Şişmişim ağlayanım yok!

Pek sayın káriler; müsaadenizle, artık kılını tüyünü anlatan yazarlar dönemine eni konu alıştığını tahmin ettiğim dimağınıza ve affınıza sığınarak, kişisel ahválimden dem vuracağım.

Efendim, naçizane, süratli kilo alıp verme konusunda Zerrin Özer'den bile başarılı bir performans sergileyebildiğim için sık sık iftiharla şişinirim. Ve fakat, bu aralar öyle bir Süreyya Ayhan temposu tutturmuş vaziyetteyim ki, ayıptır söylemesi kendime bile tur bindirdim. Gözkapaklarım su topladığı için, Ekmek Teknesi'nin Ölü Usta'sı gibi, yarı açık bir pencereden izliyorum hayatı. İnfilak etmem kuvvetle muhtemel, dalak dahil iç organlarım bile şişti, polis ‘‘doğal canlı bomba’’ tehlikesi arzettiğim için tutuklayacak diye korkuyorum.

Ama el insaf... Bünye nasıl şişmesin?..

Tomris Uyar, Çelik Gülersoy, Uğur Uluocak, hatta Barry White peş peşe álemden göçmüş. Zaten bu aralar aldığımız haberlerin yarısı vefatlar, yarısı hastalıklar üzerine. Dostlarla cenazelerde buluşup hálleşmekten fenalık geçirmekteyiz.

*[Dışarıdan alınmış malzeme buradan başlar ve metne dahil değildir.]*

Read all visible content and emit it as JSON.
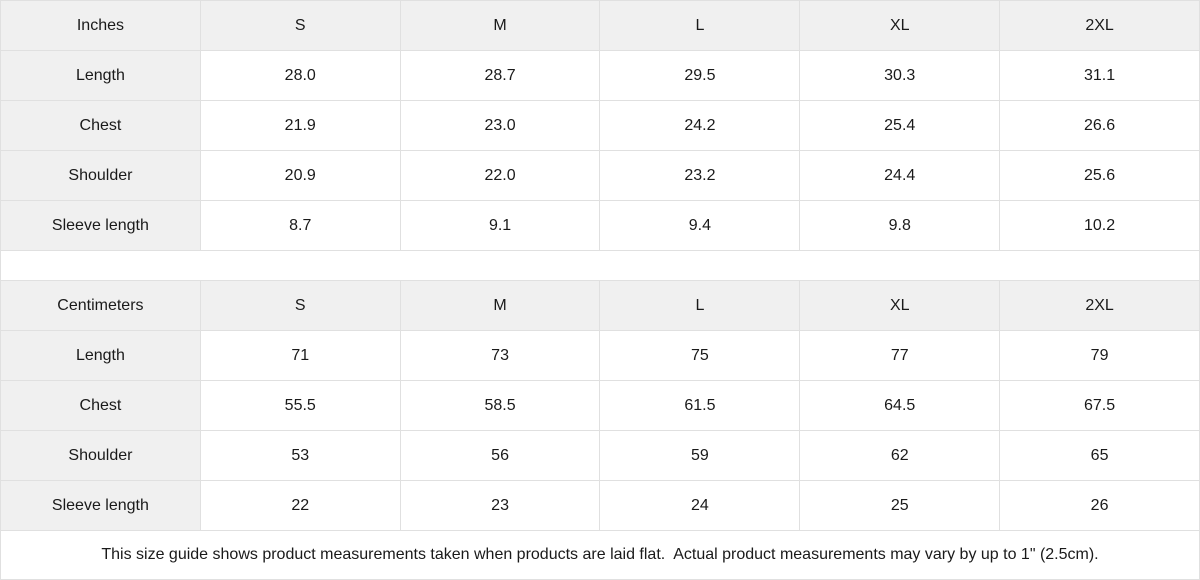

Memlekette bebeklerin can bedeli cep telefonu fiyatına kadar düşmüş, tetikçinin biri tahsilat yapacak diye, sebi sübyanlar uykularında kurşunlanır olmuş. Şaşırmaktan yorgun düşmekteyiz... Artık şaşırmamaktan korkmaktayız...

Ki, IQ'su 88 basan bir güya medeniyet liderinin kitle imha silahları üzerine pişkin itiraflarda bulunmasına, Patriot düşen çarşı pazarlarda hacamat olan çocuklara, devirdikleri çamlarla dünyada orman bırakmayan bu C Tipi artiz kovboyların dilediği ve dilemesi gereken özürlerden dolayı istifra haddine varmış olmamıza falan değinmeyeceğim bile...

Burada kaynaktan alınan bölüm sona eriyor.